The case under consideration is Toshiba accounting scandal of 2015. The main issue is that the conglomerate’s senior management recognized that the company’s earnings have been overstated by around $2 billion. Even though the timeframe of the scandal is seven years, the outcomes are still significant because the estimates were four times less than the presented financial outcomes (Matthews & Gandel, 2015).
This scandal pointed to the use of fraudulent accounting practices by Toshiba. The main factor contributing to the challenge is the fact that managers are free to postpone reports or move costs into later years that results in discrepancies in company’s financial outcomes. In this case, the main ethical issue is being dishonest with the conglomerate’s stakeholders and shareholders. In this way, they are ones affected.
The main implication is that stakeholders and shareholders do not possess truthful information regarding the operation of Toshiba, so they cannot make appropriate decisions about their further cooperation with the company. For instance, they might believe that the company is more successful that it is in fact and invest in it. As a result, such a decision may turn into a financial failure. This example is a common implication for community.
Still, there are other stakeholders to consider. For instance, owners suffer financial losses due to ruined reputation. Another group of those affected are employees because commonly lose confidence in their company and senior management. The same is true for customers that may distrust the company, thus decreasing the customer base. Except for these groups, marketers and vendors may as well be impacted because they fail to estimate the real condition of the firm and develop ways to cooperate with it.
Finally, there are managers who face unnecessary difficulties in running the company, such as the need for addressing fraud implications, and regulators that are forced to review standards in order to conclude on their effectiveness and revise them in case of necessity.

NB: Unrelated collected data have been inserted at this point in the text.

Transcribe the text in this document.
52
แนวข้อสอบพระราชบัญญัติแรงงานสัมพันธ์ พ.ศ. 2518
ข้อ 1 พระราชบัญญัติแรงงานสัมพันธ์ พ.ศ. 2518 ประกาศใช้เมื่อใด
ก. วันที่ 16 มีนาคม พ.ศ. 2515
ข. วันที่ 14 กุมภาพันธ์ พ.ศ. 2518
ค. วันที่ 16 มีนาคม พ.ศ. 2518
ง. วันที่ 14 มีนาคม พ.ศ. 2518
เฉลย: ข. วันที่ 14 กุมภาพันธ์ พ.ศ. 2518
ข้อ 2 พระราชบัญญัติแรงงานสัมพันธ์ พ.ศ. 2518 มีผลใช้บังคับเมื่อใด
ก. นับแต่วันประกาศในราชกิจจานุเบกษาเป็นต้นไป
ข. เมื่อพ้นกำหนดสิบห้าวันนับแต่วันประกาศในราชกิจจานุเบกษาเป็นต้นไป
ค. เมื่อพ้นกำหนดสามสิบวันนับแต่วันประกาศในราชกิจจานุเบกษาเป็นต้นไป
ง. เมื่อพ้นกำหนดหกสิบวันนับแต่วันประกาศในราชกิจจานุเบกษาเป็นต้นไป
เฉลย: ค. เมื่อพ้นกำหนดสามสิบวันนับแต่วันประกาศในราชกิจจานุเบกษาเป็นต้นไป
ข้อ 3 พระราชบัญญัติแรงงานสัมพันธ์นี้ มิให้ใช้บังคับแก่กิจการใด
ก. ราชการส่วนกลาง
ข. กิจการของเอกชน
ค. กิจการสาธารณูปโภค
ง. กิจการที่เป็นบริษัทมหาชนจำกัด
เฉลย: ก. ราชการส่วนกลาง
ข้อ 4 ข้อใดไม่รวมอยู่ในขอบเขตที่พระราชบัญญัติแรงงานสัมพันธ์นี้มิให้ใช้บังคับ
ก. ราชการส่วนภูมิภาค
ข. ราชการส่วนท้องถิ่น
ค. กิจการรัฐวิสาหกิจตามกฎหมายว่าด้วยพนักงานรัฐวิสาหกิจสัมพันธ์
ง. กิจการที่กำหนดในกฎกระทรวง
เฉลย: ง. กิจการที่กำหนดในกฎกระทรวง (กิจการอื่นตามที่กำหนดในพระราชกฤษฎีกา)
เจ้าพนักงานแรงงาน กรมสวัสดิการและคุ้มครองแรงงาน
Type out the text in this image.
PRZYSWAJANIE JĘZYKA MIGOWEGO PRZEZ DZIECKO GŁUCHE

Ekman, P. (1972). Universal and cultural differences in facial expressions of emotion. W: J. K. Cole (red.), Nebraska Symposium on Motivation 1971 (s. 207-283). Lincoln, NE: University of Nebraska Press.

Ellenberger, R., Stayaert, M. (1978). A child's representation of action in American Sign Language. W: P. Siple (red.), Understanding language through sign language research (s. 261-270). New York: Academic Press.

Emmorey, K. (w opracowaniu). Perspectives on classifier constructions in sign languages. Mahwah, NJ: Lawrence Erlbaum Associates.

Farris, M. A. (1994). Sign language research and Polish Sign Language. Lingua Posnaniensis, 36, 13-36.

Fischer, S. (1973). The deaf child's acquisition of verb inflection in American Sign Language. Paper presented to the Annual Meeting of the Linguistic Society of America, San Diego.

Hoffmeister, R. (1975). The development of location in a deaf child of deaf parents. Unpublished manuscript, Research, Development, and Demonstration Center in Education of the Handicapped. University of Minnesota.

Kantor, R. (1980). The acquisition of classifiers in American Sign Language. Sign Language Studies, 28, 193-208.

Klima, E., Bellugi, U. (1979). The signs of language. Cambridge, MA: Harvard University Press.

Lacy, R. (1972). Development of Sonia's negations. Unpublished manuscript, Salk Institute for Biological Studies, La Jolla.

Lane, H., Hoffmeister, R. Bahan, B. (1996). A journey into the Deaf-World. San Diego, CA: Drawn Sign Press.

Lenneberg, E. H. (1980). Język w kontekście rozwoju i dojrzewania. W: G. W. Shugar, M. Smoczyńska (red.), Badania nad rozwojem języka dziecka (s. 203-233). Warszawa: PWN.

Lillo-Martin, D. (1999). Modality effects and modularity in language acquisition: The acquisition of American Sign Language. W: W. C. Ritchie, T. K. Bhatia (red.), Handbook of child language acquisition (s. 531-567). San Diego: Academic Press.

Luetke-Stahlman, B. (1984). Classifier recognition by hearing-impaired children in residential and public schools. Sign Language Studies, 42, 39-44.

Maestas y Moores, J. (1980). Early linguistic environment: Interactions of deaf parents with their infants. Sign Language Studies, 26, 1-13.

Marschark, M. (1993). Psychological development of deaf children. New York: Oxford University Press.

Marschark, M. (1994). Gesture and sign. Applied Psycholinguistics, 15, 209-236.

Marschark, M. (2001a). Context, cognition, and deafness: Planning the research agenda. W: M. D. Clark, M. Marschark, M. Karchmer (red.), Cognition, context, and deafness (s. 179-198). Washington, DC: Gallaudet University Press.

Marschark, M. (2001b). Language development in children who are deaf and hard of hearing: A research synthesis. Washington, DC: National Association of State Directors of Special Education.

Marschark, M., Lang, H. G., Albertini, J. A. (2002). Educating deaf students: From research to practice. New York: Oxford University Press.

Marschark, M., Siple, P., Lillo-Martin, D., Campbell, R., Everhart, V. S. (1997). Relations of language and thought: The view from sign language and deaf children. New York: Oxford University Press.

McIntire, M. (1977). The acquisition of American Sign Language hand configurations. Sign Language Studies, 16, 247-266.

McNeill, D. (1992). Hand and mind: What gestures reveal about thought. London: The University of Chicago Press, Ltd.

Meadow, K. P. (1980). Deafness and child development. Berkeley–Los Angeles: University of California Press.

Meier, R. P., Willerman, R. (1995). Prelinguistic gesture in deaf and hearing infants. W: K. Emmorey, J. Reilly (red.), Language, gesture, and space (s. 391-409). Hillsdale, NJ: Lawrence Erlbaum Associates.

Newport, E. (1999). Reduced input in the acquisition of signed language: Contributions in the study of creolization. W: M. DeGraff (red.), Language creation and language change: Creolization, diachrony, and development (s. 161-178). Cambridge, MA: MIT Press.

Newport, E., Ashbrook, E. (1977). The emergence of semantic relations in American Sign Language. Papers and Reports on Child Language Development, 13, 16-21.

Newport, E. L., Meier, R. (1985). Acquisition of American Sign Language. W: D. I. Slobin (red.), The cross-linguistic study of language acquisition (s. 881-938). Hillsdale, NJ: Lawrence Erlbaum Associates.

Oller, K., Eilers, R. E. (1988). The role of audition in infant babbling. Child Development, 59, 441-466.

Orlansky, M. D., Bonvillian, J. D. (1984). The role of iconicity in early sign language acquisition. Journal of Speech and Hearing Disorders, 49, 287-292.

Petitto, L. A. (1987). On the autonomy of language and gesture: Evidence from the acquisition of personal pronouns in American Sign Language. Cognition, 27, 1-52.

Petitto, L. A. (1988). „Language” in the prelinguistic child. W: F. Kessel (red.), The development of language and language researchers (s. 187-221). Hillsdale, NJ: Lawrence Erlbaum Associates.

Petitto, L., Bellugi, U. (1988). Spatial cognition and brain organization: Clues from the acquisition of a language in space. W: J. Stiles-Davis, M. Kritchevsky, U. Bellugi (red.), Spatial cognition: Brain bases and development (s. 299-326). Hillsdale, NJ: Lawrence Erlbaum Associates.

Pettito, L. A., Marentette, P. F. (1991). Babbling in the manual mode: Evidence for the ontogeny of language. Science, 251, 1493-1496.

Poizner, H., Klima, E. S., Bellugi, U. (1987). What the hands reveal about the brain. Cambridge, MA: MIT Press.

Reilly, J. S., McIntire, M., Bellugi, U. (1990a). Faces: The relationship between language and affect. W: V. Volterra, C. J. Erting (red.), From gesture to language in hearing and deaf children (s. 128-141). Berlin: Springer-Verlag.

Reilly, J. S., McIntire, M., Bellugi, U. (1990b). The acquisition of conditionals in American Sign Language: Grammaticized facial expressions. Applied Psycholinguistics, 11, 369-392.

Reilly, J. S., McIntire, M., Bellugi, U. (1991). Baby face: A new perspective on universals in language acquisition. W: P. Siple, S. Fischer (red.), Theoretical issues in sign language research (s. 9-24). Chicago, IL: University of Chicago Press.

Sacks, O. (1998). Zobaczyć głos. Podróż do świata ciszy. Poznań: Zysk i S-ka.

Speaking of internal accounting regulations, none of them were violated because, according to Toshiba’s corporate culture, postponing reports and moving costs to following years is allowable. These regulations are governed by senior management. Nevertheless, the considered scandal is a proper example of violating the Generally Acceptable Accounting Principles (GAAP) issued by the Financial Accounting Standards Board (FASB).
According to these rules, accounting, as a process, should be timely, while, as a result, it should be precise. In this case, reports were neither timely (because the problem covered a seven-year reporting period) nor precise (because the reported information was not accurate). The same requirements to accounting (International Financial Reporting Standards or simply IFRS) are developed and published by another influential institution – the International Accounting Standards Board (IASB). Therefore, regardless of the corporate culture specificities, the scandal is a representation of ignoring generally acceptable rules and standards of accounting.
The abovementioned institutions are some of the regulators that might impact accounting rules. Other influential regulators are governmental and international accounting agencies and financial institutions. Some of them are the following: Governmental Accounting Standards Board (GASB), American Institute of Certified Public Accountants (AICPA), U.S. Securities and Exchange Commission (SEC), and Internal Revenue Service (IRS).
Still, it is essential to note that they are the U.S.-based regulators. As for international regulators, they are the Financial Accounting Foundation (FAF) and the one mentioned above – IFRS. Except for them, these are governments that might as well influence accounting by passing standards and legal provisions in accounting (Pierta, McLeay, & Ronen, 2014). Nevertheless, regardless of a variety of regulators, all of them are external and have a direct impact on the process of developing internal accounting procedures and ethical codes of conduct.
References
Matthews, C., & Gandel, S. (2015). The 5 biggest corporate scandals of 2015. Web.
Pierta, R. D., McLeay, S., & Ronen, J. (2014). (Eds.). Accounting and regulation: New insights on governance, markets, and institutions. New York, NY: Springer.